Portfolio Health

While writing about RPD, RPI and PS I missed out on a very important feature. Your portfolio health (PH), yet another term in microstock. I’ve heard other people talking about hitting the wall, from which moment you can keep adding and adding assets to your portfolio without earning more. Others had a horrible surprise of a sudden and enormous drop in income. Luckily, both of those situations can be prevented by keeping track of one stat: your portfolio health!

What is Portfolio Health and how to calculate it?

What exactly is your microstock portfolio health? The best, but rather complicated method to get your portfolio health is to take the average amount the top 10% of your best-selling assets have been sold minus the average amount all assets are being sold and divide that by the average amount all assets are being sold * 100. Okay, that was quite complicated so I put it in a formula which you can see below!

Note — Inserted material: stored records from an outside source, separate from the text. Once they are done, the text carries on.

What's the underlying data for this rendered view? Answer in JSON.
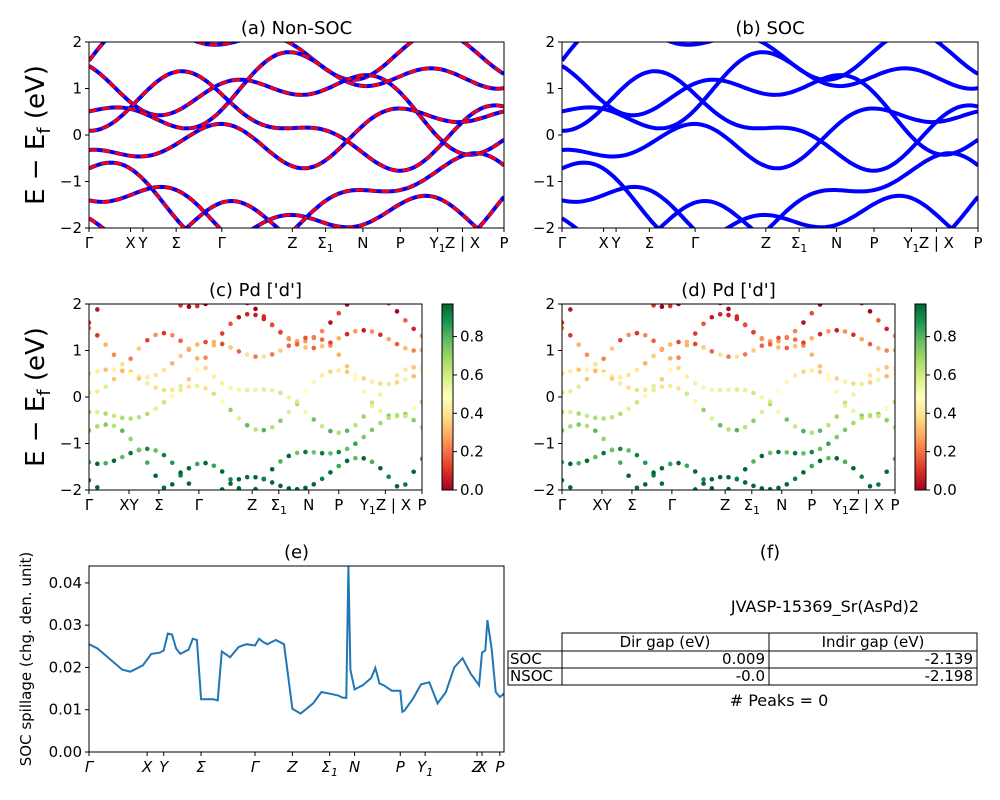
{
  "figure": {
    "ylabel_main": "E − E",
    "ylabel_sub": "f",
    "ylabel_unit": " (eV)"
  },
  "chart_data": [
    {
      "id": "a",
      "type": "line",
      "title": "(a) Non-SOC",
      "ylim": [
        -2,
        2
      ],
      "yticks": [
        "2",
        "1",
        "0",
        "−1",
        "−2"
      ],
      "kpoints": [
        "Γ",
        "X",
        "Y",
        "Σ",
        "Γ",
        "Z",
        "Σ1",
        "N",
        "P",
        "Y1",
        "Z | X",
        "P"
      ],
      "kpos": [
        0,
        0.1,
        0.13,
        0.21,
        0.32,
        0.49,
        0.57,
        0.66,
        0.75,
        0.84,
        0.9,
        1.0
      ],
      "series": [
        {
          "color": "#0000ff",
          "style": "solid"
        },
        {
          "color": "#ff0000",
          "style": "dashed"
        }
      ]
    },
    {
      "id": "b",
      "type": "line",
      "title": "(b) SOC",
      "ylim": [
        -2,
        2
      ],
      "yticks": [
        "2",
        "1",
        "0",
        "−1",
        "−2"
      ],
      "kpoints": [
        "Γ",
        "X",
        "Y",
        "Σ",
        "Γ",
        "Z",
        "Σ1",
        "N",
        "P",
        "Y1",
        "Z | X",
        "P"
      ],
      "kpos": [
        0,
        0.1,
        0.13,
        0.21,
        0.32,
        0.49,
        0.57,
        0.66,
        0.75,
        0.84,
        0.9,
        1.0
      ],
      "series": [
        {
          "color": "#0000ff",
          "style": "solid"
        }
      ]
    },
    {
      "id": "c",
      "type": "scatter",
      "title": "(c)  Pd ['d']",
      "ylim": [
        -2,
        2
      ],
      "yticks": [
        "2",
        "1",
        "0",
        "−1",
        "−2"
      ],
      "kpoints": [
        "Γ",
        "XY",
        "Σ",
        "Γ",
        "Z",
        "Σ1",
        "N",
        "P",
        "Y1Z | X",
        "P"
      ],
      "kpos": [
        0,
        0.12,
        0.21,
        0.33,
        0.49,
        0.57,
        0.66,
        0.75,
        0.89,
        1.0
      ],
      "colorbar": {
        "ticks": [
          "0.0",
          "0.2",
          "0.4",
          "0.6",
          "0.8"
        ],
        "min": 0,
        "max": 0.97
      }
    },
    {
      "id": "d",
      "type": "scatter",
      "title": "(d) Pd ['d']",
      "ylim": [
        -2,
        2
      ],
      "yticks": [
        "2",
        "1",
        "0",
        "−1",
        "−2"
      ],
      "kpoints": [
        "Γ",
        "XY",
        "Σ",
        "Γ",
        "Z",
        "Σ1",
        "N",
        "P",
        "Y1Z | X",
        "P"
      ],
      "kpos": [
        0,
        0.12,
        0.21,
        0.33,
        0.49,
        0.57,
        0.66,
        0.75,
        0.89,
        1.0
      ],
      "colorbar": {
        "ticks": [
          "0.0",
          "0.2",
          "0.4",
          "0.6",
          "0.8"
        ],
        "min": 0,
        "max": 0.97
      }
    },
    {
      "id": "e",
      "type": "line",
      "title": "(e)",
      "ylabel": "SOC spillage (chg. den. unit)",
      "ylim": [
        0,
        0.044
      ],
      "yticks": [
        "0.04",
        "0.03",
        "0.02",
        "0.01",
        "0.00"
      ],
      "ytick_values": [
        0.04,
        0.03,
        0.02,
        0.01,
        0.0
      ],
      "kpoints": [
        "Γ",
        "X",
        "Y",
        "Σ",
        "Γ",
        "Z",
        "Σ1",
        "N",
        "P",
        "Y1",
        "Z",
        "X",
        "P"
      ],
      "kpos": [
        0,
        0.14,
        0.18,
        0.27,
        0.4,
        0.49,
        0.58,
        0.64,
        0.75,
        0.81,
        0.935,
        0.947,
        0.99
      ],
      "x": [
        0,
        0.02,
        0.05,
        0.08,
        0.1,
        0.13,
        0.15,
        0.17,
        0.18,
        0.19,
        0.2,
        0.21,
        0.22,
        0.24,
        0.25,
        0.26,
        0.27,
        0.28,
        0.29,
        0.3,
        0.31,
        0.32,
        0.34,
        0.36,
        0.37,
        0.38,
        0.4,
        0.41,
        0.42,
        0.43,
        0.45,
        0.47,
        0.49,
        0.51,
        0.54,
        0.56,
        0.58,
        0.6,
        0.61,
        0.62,
        0.625,
        0.63,
        0.64,
        0.66,
        0.68,
        0.69,
        0.7,
        0.71,
        0.73,
        0.75,
        0.755,
        0.76,
        0.78,
        0.8,
        0.82,
        0.84,
        0.86,
        0.88,
        0.9,
        0.92,
        0.935,
        0.94,
        0.947,
        0.955,
        0.96,
        0.97,
        0.98,
        0.99,
        1.0
      ],
      "values": [
        0.0255,
        0.0245,
        0.022,
        0.0195,
        0.019,
        0.0205,
        0.0232,
        0.0235,
        0.024,
        0.028,
        0.0278,
        0.0245,
        0.0232,
        0.0242,
        0.0268,
        0.0265,
        0.0125,
        0.0125,
        0.0125,
        0.0125,
        0.0122,
        0.0238,
        0.0224,
        0.0248,
        0.0252,
        0.0255,
        0.0252,
        0.0268,
        0.026,
        0.0255,
        0.0265,
        0.0255,
        0.0102,
        0.0091,
        0.0115,
        0.0142,
        0.0138,
        0.0134,
        0.0129,
        0.0128,
        0.044,
        0.0195,
        0.0148,
        0.0158,
        0.0175,
        0.0199,
        0.0162,
        0.0158,
        0.0145,
        0.0145,
        0.0095,
        0.0098,
        0.0125,
        0.016,
        0.0165,
        0.0115,
        0.0142,
        0.02,
        0.0222,
        0.0185,
        0.0165,
        0.0158,
        0.0235,
        0.024,
        0.0312,
        0.0245,
        0.0142,
        0.013,
        0.0138
      ],
      "color": "#1f77b4"
    }
  ],
  "panel_f": {
    "title": "(f)",
    "material": "JVASP-15369_Sr(AsPd)2",
    "table": {
      "headers": [
        "Dir gap (eV)",
        "Indir gap (eV)"
      ],
      "rows": [
        {
          "label": "SOC",
          "dir": "0.009",
          "indir": "-2.139"
        },
        {
          "label": "NSOC",
          "dir": "-0.0",
          "indir": "-2.198"
        }
      ]
    },
    "peaks": "# Peaks = 0"
  }
}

Maths to calculate Portfolio Health (PH)
A = average amount of times that the top 10% assets have been sold individually. B = average amount that your assets have been sold individually

The closer your PH is to 0, the healthier your portfolio as your earnings are less dependent on your top 10% earners! The higher the PH how more dependent your earnings are on your top 10% of your portfolio and the more prone your portfolio is to sudden changes! This is not yet integrated in the PangaMedia Analytics app but will be in a future update!

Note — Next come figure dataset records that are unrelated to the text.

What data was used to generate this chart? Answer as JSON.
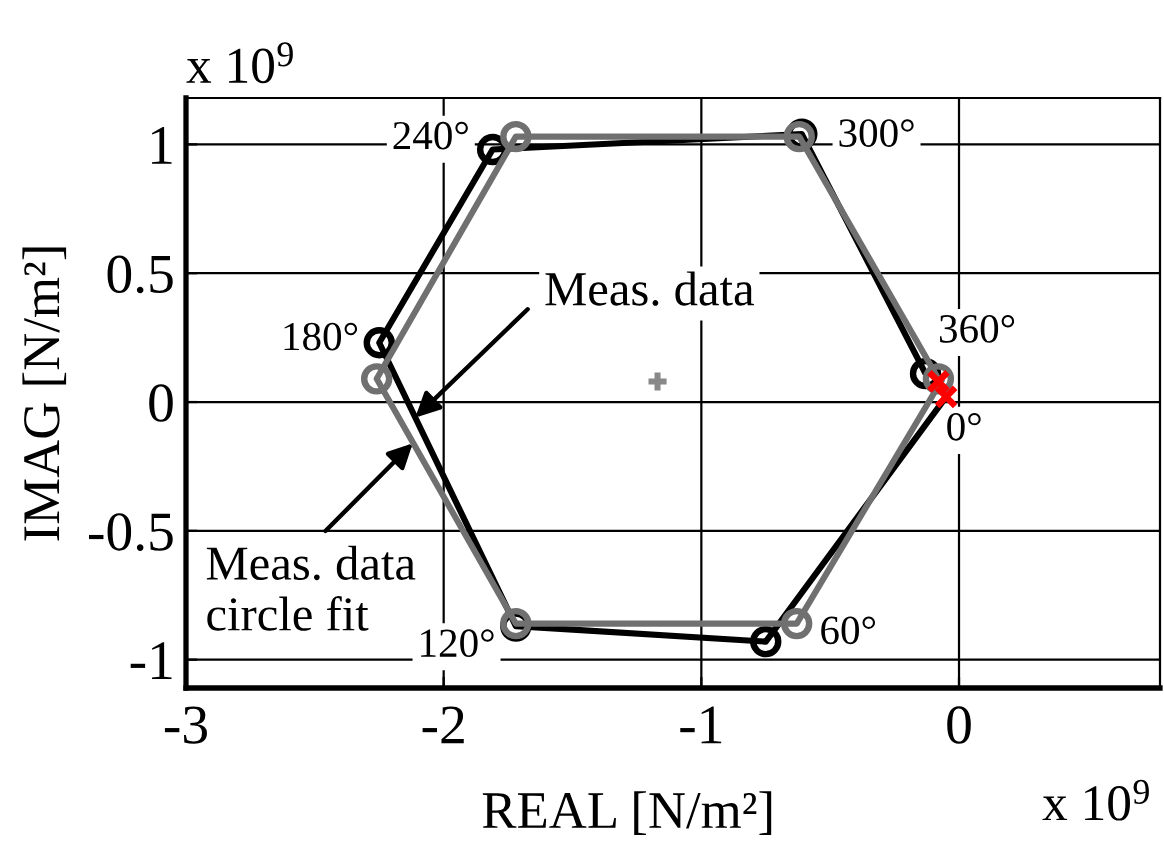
{
  "chart_data": {
    "type": "line",
    "xlabel": "REAL [N/m²]",
    "ylabel": "IMAG [N/m²]",
    "xlim": [
      -3,
      0.78
    ],
    "ylim": [
      -1.11,
      1.18
    ],
    "xticks": [
      -3,
      -2,
      -1,
      0
    ],
    "yticks": [
      -1,
      -0.5,
      0,
      0.5,
      1
    ],
    "grid": true,
    "series": [
      {
        "color": "#000000",
        "marker": "circle",
        "line_style": "solid",
        "x": [
          -0.05,
          -0.75,
          -1.72,
          -2.25,
          -1.81,
          -0.61,
          -0.13
        ],
        "values": [
          0.02,
          -0.93,
          -0.87,
          0.23,
          0.98,
          1.04,
          0.11
        ]
      },
      {
        "color": "#707070",
        "marker": "circle",
        "line_style": "solid",
        "x": [
          -0.07,
          -0.63,
          -1.72,
          -2.26,
          -1.72,
          -0.62,
          -0.08
        ],
        "values": [
          0.08,
          -0.86,
          -0.86,
          0.09,
          1.03,
          1.03,
          0.09
        ]
      },
      {
        "type": "scatter",
        "color": "#ff0000",
        "marker": "cross",
        "x": [
          -0.08,
          -0.05
        ],
        "values": [
          0.08,
          0.02
        ]
      },
      {
        "type": "scatter",
        "color": "#888888",
        "x": [
          -1.17
        ],
        "values": [
          0.08
        ]
      }
    ],
    "annotations": [
      "x 10$^{9}$",
      {
        "text": "240°",
        "x": -2.05,
        "y": 1.02
      },
      {
        "text": "300°",
        "x": -0.32,
        "y": 1.03
      },
      {
        "text": "180°",
        "x": -2.48,
        "y": 0.24
      },
      {
        "text": "360°",
        "x": 0.07,
        "y": 0.27
      },
      {
        "text": "0°",
        "x": 0.02,
        "y": -0.11
      },
      {
        "text": "120°",
        "x": -1.95,
        "y": -0.95
      },
      {
        "text": "60°",
        "x": -0.43,
        "y": -0.9
      },
      {
        "text": "Meas. data",
        "x": -2.11,
        "y": -0.06
      },
      {
        "text": "Meas. data\ncircle fit",
        "x": -2.12,
        "y": -0.16
      },
      "x 10$^{9}$"
    ]
  }
}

microstock portfolio health - looking at the amount of unique assets that are being sold
A graph showing the amount of unique assets that have been sold at least once in a certain time-period, calculated with the pangamedia analytics application

Unique Assets - yet another method

A easier method that is less complicated is to look at the unique assets being sold. If the amount of unique assets that you sell over a certain time span is stagnating, you might be hitting the so called wall and you should find ways to improve this amount once more (or try to improve the RPI). If the amount of unique assets being sold is getting lower and lower you are most likely getting less earnings. Moreover, once it get’s very low you might experience the ‘sudden’ and ‘enormous’ drop in income to almost zero when your last good earner falls away.

This method however, does not take into account how much of those unique sold assets are being sold more than once. That is why you should also calculate your PH, if your portfolio result in a very high number your earnings are rather dependent on a small amount of your portfolio which could cause the ‘unexpected’ drop if those earners fall away (which could happen!) while you still sell a large amount of different assets.